Je passais volontairement sur tout l’épisode du pressentiment presque biblique qui m’avait poussé à la suivre. Même à moi ça me semblait ridicule avec le recul. « Lève toi et marche Edward ! Lève toi et marche », j’entendais déjà les rires d’Emmett …

- Qui aurait cru que mon petit frère pouvait être aussi chevaleresque !
- La prochaine fois, essais de ne pas t’attaquer à une meute. Me disait gentiment Rosalie.
- Ouais, j’essaierai.
- Allez c’est bon, tu as gagné tes lasagnes. Je vais commencer à préparer tout ça.

En s’éloignant dans la cuisine, Rose passait gentiment une main dans mes cheveux.

- Je ne suis plus un petit garçon tu sais.
- Pour moi tu en seras toujours un ! Répondait-elle le dos tourné.
Emmett n’avait pas bougé lui. Il me fixait avec un petit sourire en coin.
- Quoi ?
- Elle est mignonne ?
- Commence pas.
- Oh allez, maintenant qu’on est entre homme, tu peux me le dire. Elle te plaisait cette fille.
- Je l’aurai fait pour n’importe qui.
- Oui, mais elle, elle était mignonne. Avoue.

Je le dévisageais un moment, sachant très bien qu’il ne lâcherait jamais le morceau aussi facilement. Finalement je cédais et mon frère comprenait d’un seul regard.

- Je le savais ! S’exclamait-il. Vas-y, décris-là-moi. Comment elle est ?

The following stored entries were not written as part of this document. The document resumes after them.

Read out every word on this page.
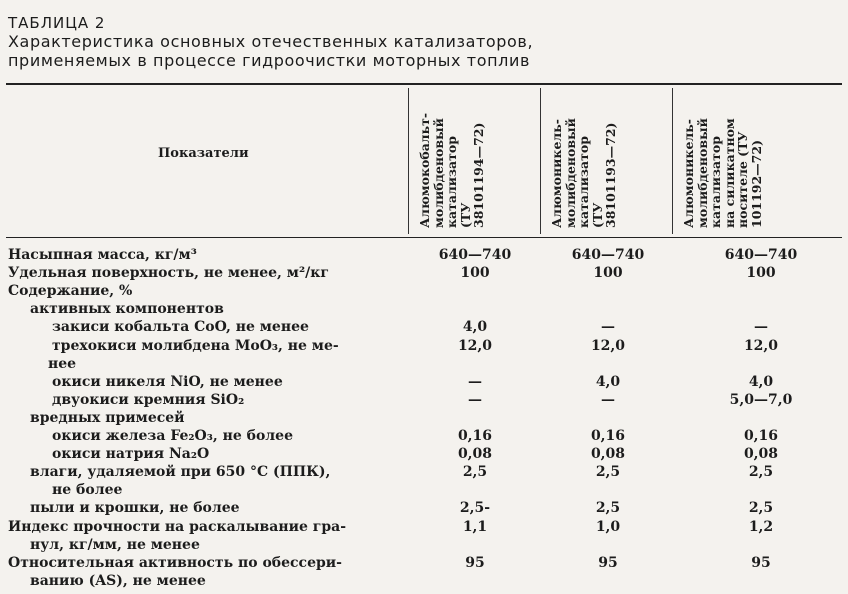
ТАБЛИЦА 2
Характеристика основных отечественных катализаторов,
применяемых в процессе гидроочистки моторных топлив
Показатели	Алюмокобальт-
молибденовый
катализатор
(ТУ
38101194—72)	Алюмоникель-
молибденовый
катализатор
(ТУ
38101193—72)	Алюмоникель-
молибденовый
катализатор
на силикатном
носителе (ТУ
101192—72)
Насыпная масса, кг/м³	640—740	640—740	640—740
Удельная поверхность, не менее, м²/кг	100	100	100
Содержание, %
активных компонентов
закиси кобальта CoO, не менее	4,0	—	—
трехокиси молибдена MoO₃, не ме-	12,0	12,0	12,0
нее
окиси никеля NiO, не менее	—	4,0	4,0
двуокиси кремния SiO₂	—	—	5,0—7,0
вредных примесей
окиси железа Fe₂O₃, не более	0,16	0,16	0,16
окиси натрия Na₂O	0,08	0,08	0,08
влаги, удаляемой при 650 °C (ППК),	2,5	2,5	2,5
не более
пыли и крошки, не более	2,5-	2,5	2,5
Индекс прочности на раскалывание гра-	1,1	1,0	1,2
нул, кг/мм, не менее
Относительная активность по обессери-	95	95	95
ванию (AS), не менее
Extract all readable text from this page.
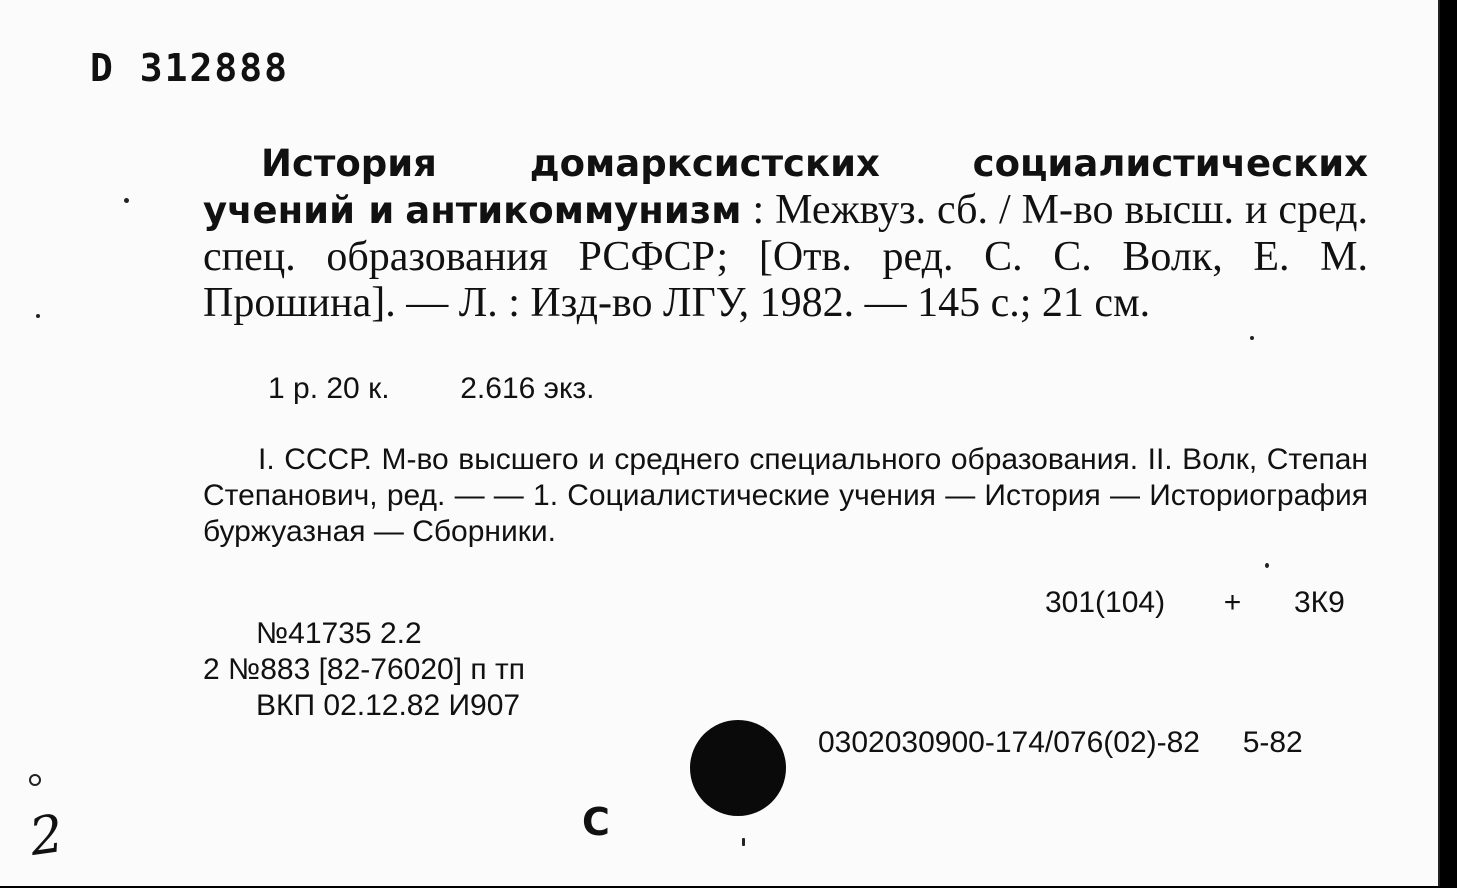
D 312888
История домарксистских социалистических учений и антикоммунизм : Межвуз. сб. / М-во высш. и сред. спец. образования РСФСР; [Отв. ред. С. С. Волк, Е. М. Прошина]. — Л. : Изд-во ЛГУ, 1982. — 145 с.; 21 см.
1 р. 20 к. 2.616 экз.
I. СССР. М-во высшего и среднего специального образования. II. Волк, Степан Степанович, ред. — — 1. Социалистические учения — История — Историография буржуазная — Сборники.
301(104) + 3К9
№41735 2.2
2 №883 [82-76020] п тп
ВКП 02.12.82 И907
0302030900-174/076(02)-82 5-82
С
2
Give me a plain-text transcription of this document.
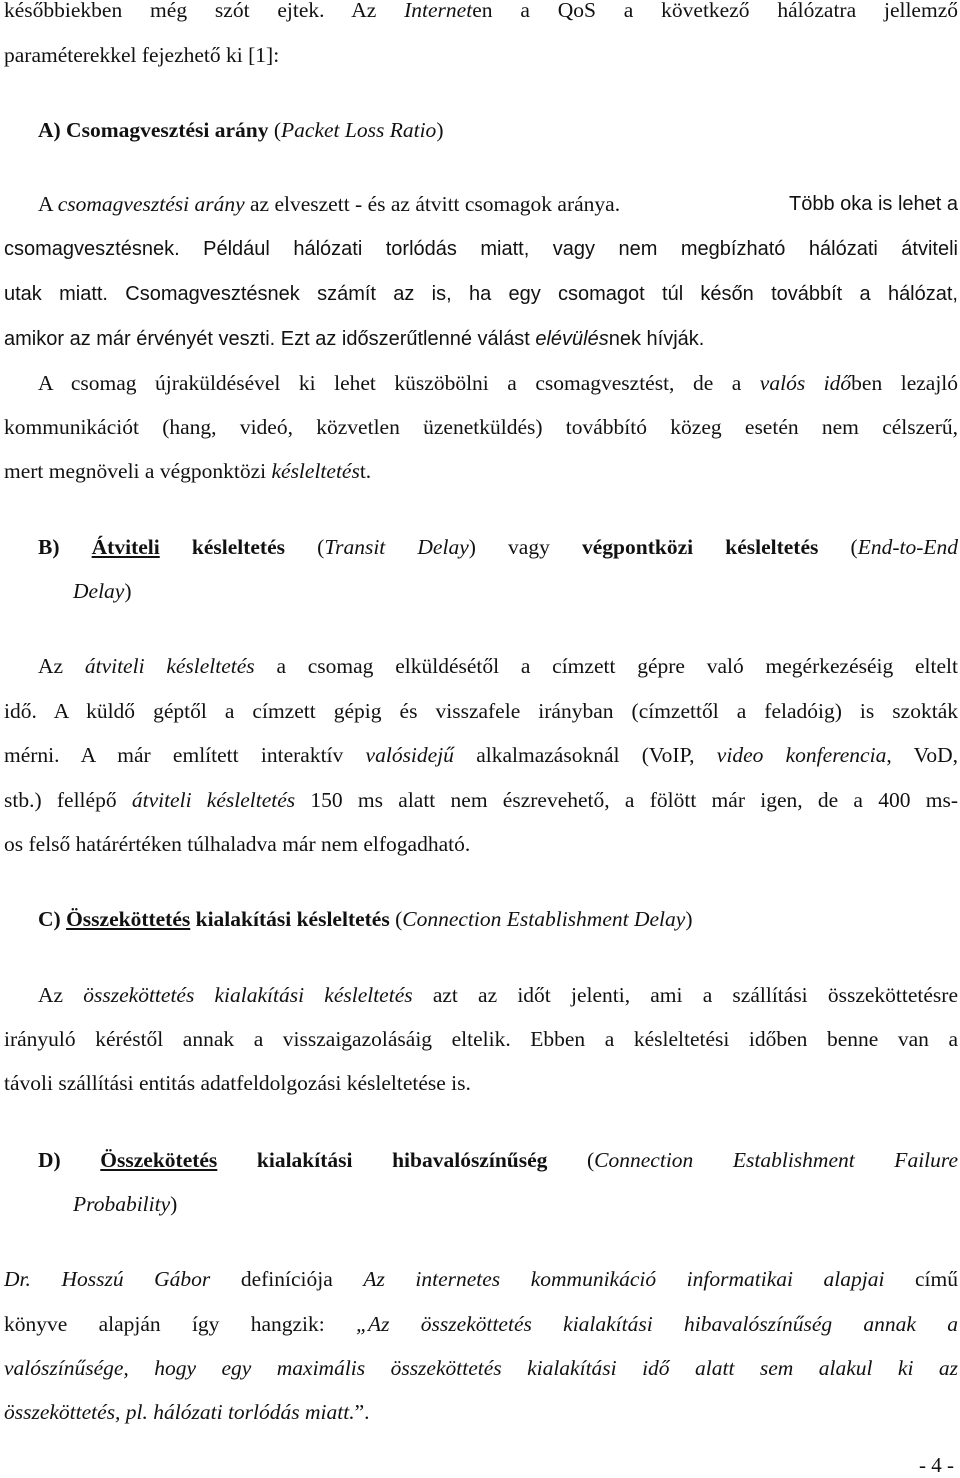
későbbiekben még szót ejtek. Az Interneten a QoS a következő hálózatra jellemző
paraméterekkel fejezhető ki [1]:
A) Csomagvesztési arány (Packet Loss Ratio)
A csomagvesztési arány az elveszett - és az átvitt csomagok aránya.	Több oka is lehet a
csomagvesztésnek. Például hálózati torlódás miatt, vagy nem megbízható hálózati átviteli
utak miatt. Csomagvesztésnek számít az is, ha egy csomagot túl későn továbbít a hálózat,
amikor az már érvényét veszti. Ezt az időszerűtlenné válást elévülésnek hívják.
A csomag újraküldésével ki lehet küszöbölni a csomagvesztést, de a valós időben lezajló
kommunikációt (hang, videó, közvetlen üzenetküldés) továbbító közeg esetén nem célszerű,
mert megnöveli a végponktözi késleltetést.
B) Átviteli késleltetés (Transit Delay) vagy végpontközi késleltetés (End-to-End
Delay)
Az átviteli késleltetés a csomag elküldésétől a címzett gépre való megérkezéséig eltelt
idő. A küldő géptől a címzett gépig és visszafele irányban (címzettől a feladóig) is szokták
mérni. A már említett interaktív valósidejű alkalmazásoknál (VoIP, video konferencia, VoD,
stb.) fellépő átviteli késleltetés 150 ms alatt nem észrevehető, a fölött már igen, de a 400 ms-
os felső határértéken túlhaladva már nem elfogadható.
C) Összeköttetés kialakítási késleltetés (Connection Establishment Delay)
Az összeköttetés kialakítási késleltetés azt az időt jelenti, ami a szállítási összeköttetésre
irányuló kéréstől annak a visszaigazolásáig eltelik. Ebben a késleltetési időben benne van a
távoli szállítási entitás adatfeldolgozási késleltetése is.
D) Összekötetés kialakítási hibavalószínűség (Connection Establishment Failure
Probability)
Dr. Hosszú Gábor definíciója Az internetes kommunikáció informatikai alapjai című
könyve alapján így hangzik: „Az összeköttetés kialakítási hibavalószínűség annak a
valószínűsége, hogy egy maximális összeköttetés kialakítási idő alatt sem alakul ki az
összeköttetés, pl. hálózati torlódás miatt.”.
- 4 -
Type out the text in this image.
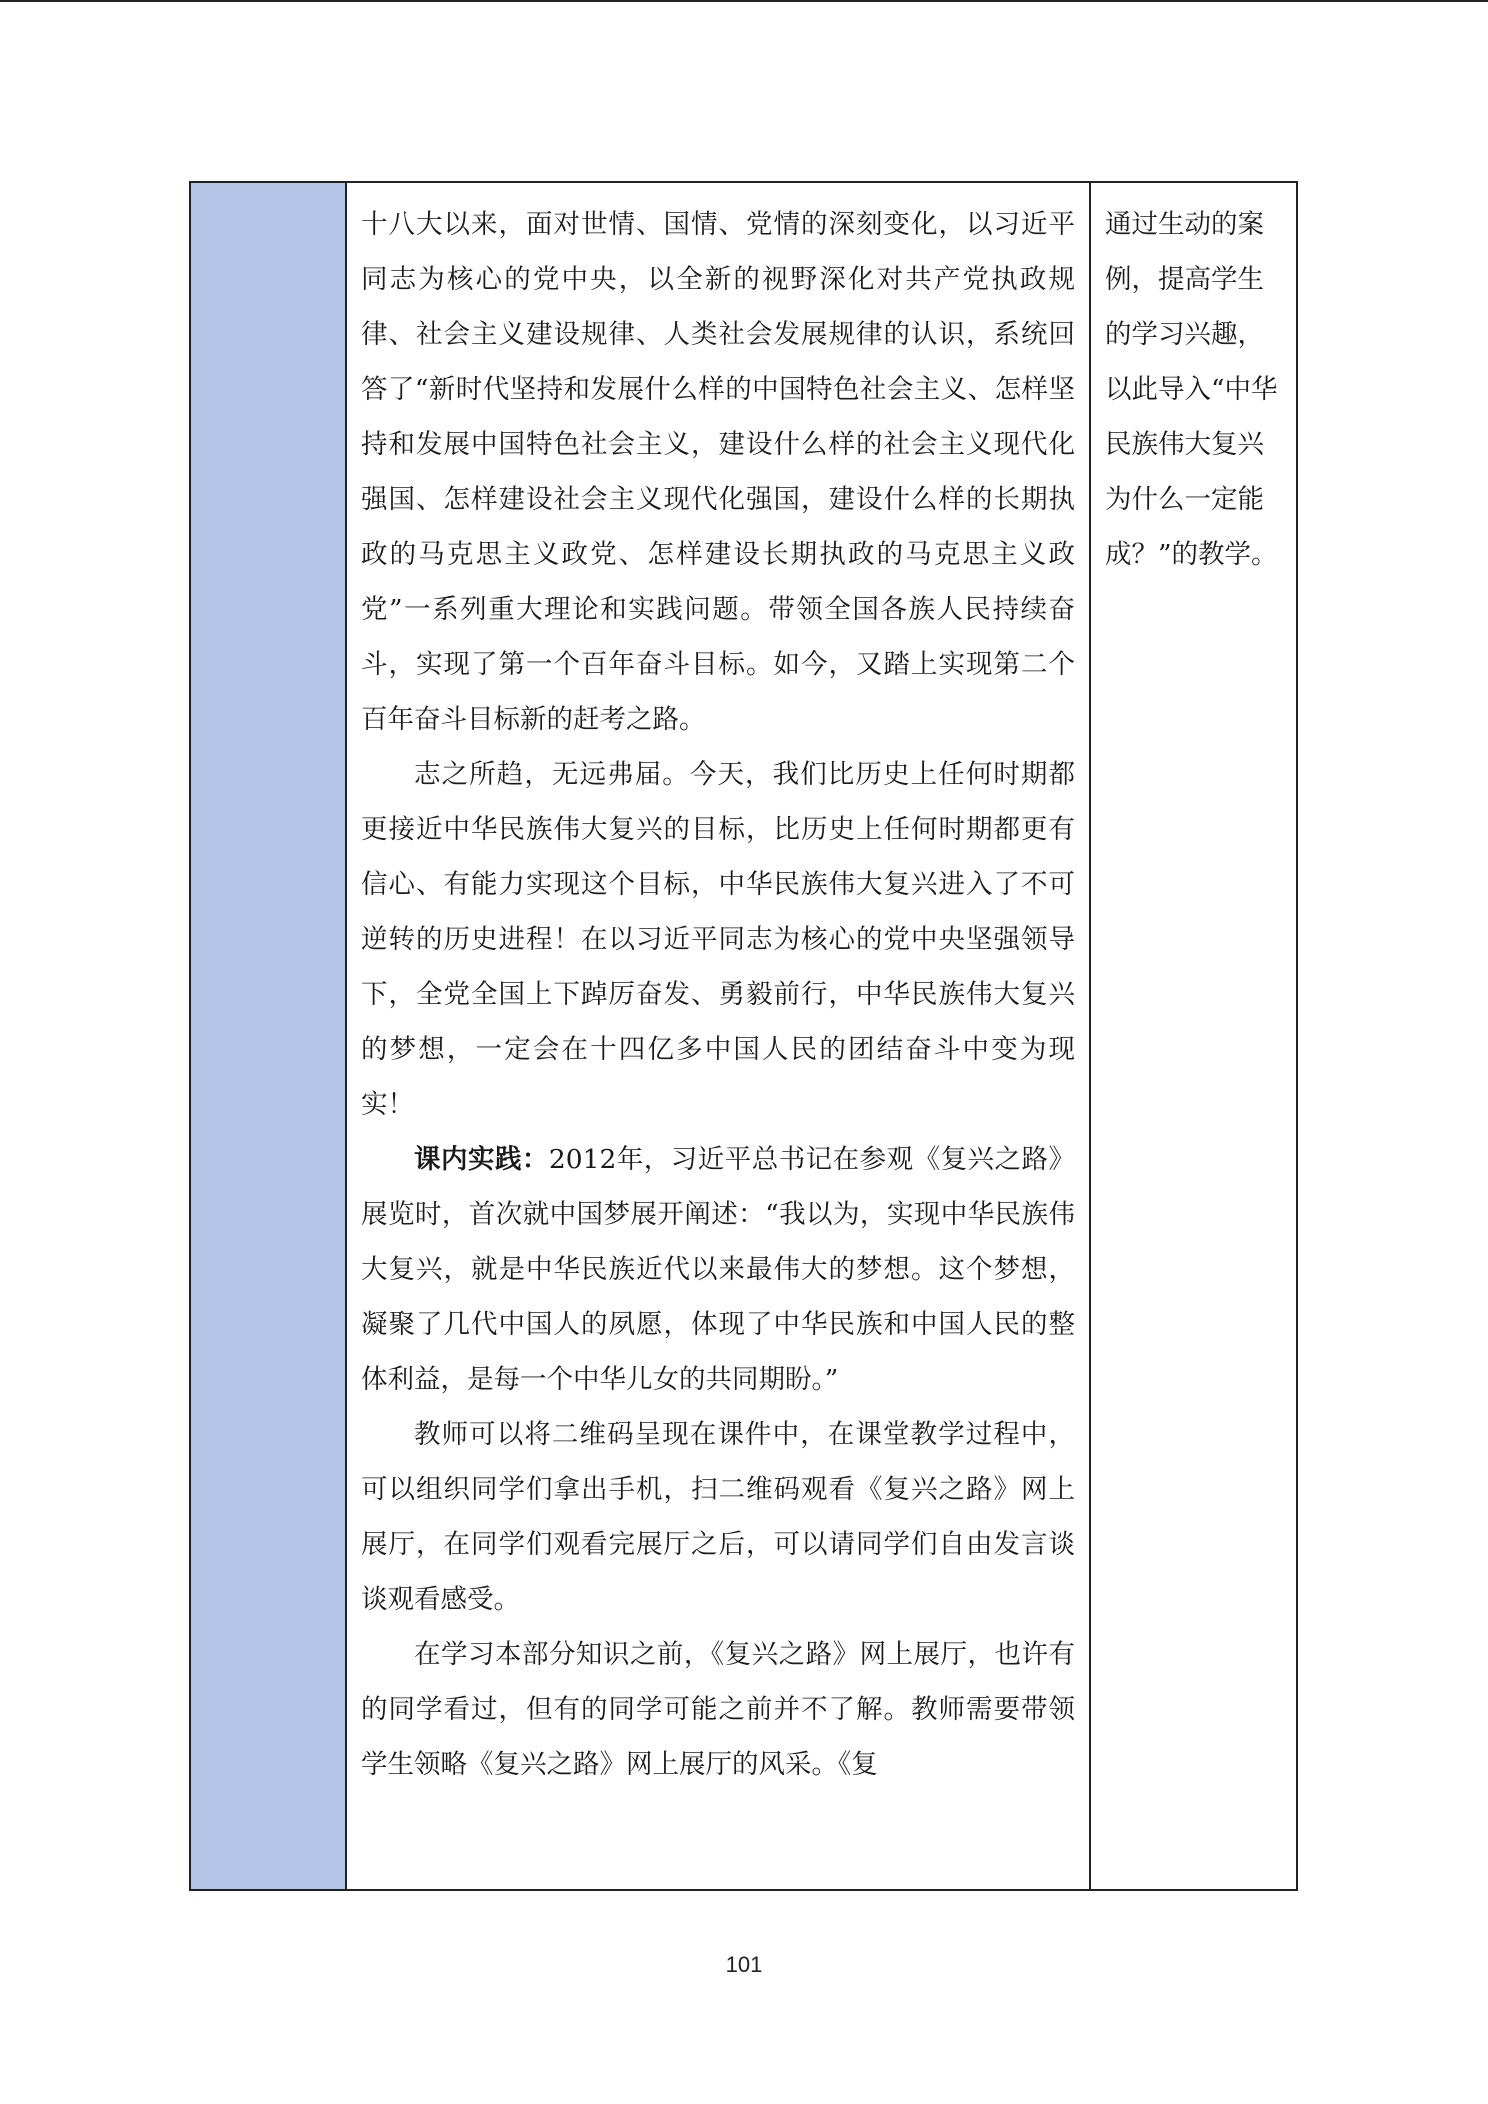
十八大以来，面对世情、国情、党情的深刻变化，以习近平同志为核心的党中央，以全新的视野深化对共产党执政规律、社会主义建设规律、人类社会发展规律的认识，系统回答了“新时代坚持和发展什么样的中国特色社会主义、怎样坚持和发展中国特色社会主义，建设什么样的社会主义现代化强国、怎样建设社会主义现代化强国，建设什么样的长期执政的马克思主义政党、怎样建设长期执政的马克思主义政党”一系列重大理论和实践问题。带领全国各族人民持续奋斗，实现了第一个百年奋斗目标。如今，又踏上实现第二个百年奋斗目标新的赶考之路。

志之所趋，无远弗届。今天，我们比历史上任何时期都更接近中华民族伟大复兴的目标，比历史上任何时期都更有信心、有能力实现这个目标，中华民族伟大复兴进入了不可逆转的历史进程！在以习近平同志为核心的党中央坚强领导下，全党全国上下踔厉奋发、勇毅前行，中华民族伟大复兴的梦想，一定会在十四亿多中国人民的团结奋斗中变为现实！

课内实践：2012年，习近平总书记在参观《复兴之路》展览时，首次就中国梦展开阐述：“我以为，实现中华民族伟大复兴，就是中华民族近代以来最伟大的梦想。这个梦想，凝聚了几代中国人的夙愿，体现了中华民族和中国人民的整体利益，是每一个中华儿女的共同期盼。”

教师可以将二维码呈现在课件中，在课堂教学过程中，可以组织同学们拿出手机，扫二维码观看《复兴之路》网上展厅，在同学们观看完展厅之后，可以请同学们自由发言谈谈观看感受。

在学习本部分知识之前，《复兴之路》网上展厅，也许有的同学看过，但有的同学可能之前并不了解。教师需要带领学生领略《复兴之路》网上展厅的风采。《复

通过生动的案例，提高学生的学习兴趣，以此导入“中华民族伟大复兴为什么一定能成？”的教学。

101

Comment était-elle ? Obsédante, j’imagine que c’était le mot juste.

- Petite.
- La bonne taille c’est quand les pieds touchent le sol.
- Brunette. Les yeux marrons. Les lèvres pleines …
- Comment elle s’appelle ?
- J’en sais rien du tout. Riais-je amèrement.
- Quoi ? T’en as pas profité pour faire la conversation ? Sauver les demoiselles en détresse c’est une bonne technique de drague tu sais.
- Qu’est-ce que t’en sais toi ? Ça t’es déjà arrivé peut-être ?
- Je joue au preux chevalier dans la chambre avec Rosie des fois.
- Oh je t’en prie !
Je fermais les yeux pour chasser cette image de ma tête.
- Épargne-moi les détails Emmett.
- Ça va, joue pas les prudes ! Qu’est-ce qu’elle t’a dit cette belle inconnue ?
- Rien, elle est partie.
- Partie ?
- Oui, partie. Comme volatilisée, POUF, plus là … M’énervai-je.
- Humm …
- Tu l’as dit. Soufflai-je dépité.
- Tu es sûr que tu ne lui as pas mis un coup ou deux dans la bagarre ?
- Emmett !
Je me levai d’un bon.
- Quoi ? ! S’exclamait-il comme si ma réaction était injustifiée.
J’allais rejoindre Rosalie dans la cuisine
- Faut te faire soigner. Y'a un truc qui tourne pas rond chez toi, je te jure ! Lui lançai-je alors qu’il riait aux éclats sur le canapé.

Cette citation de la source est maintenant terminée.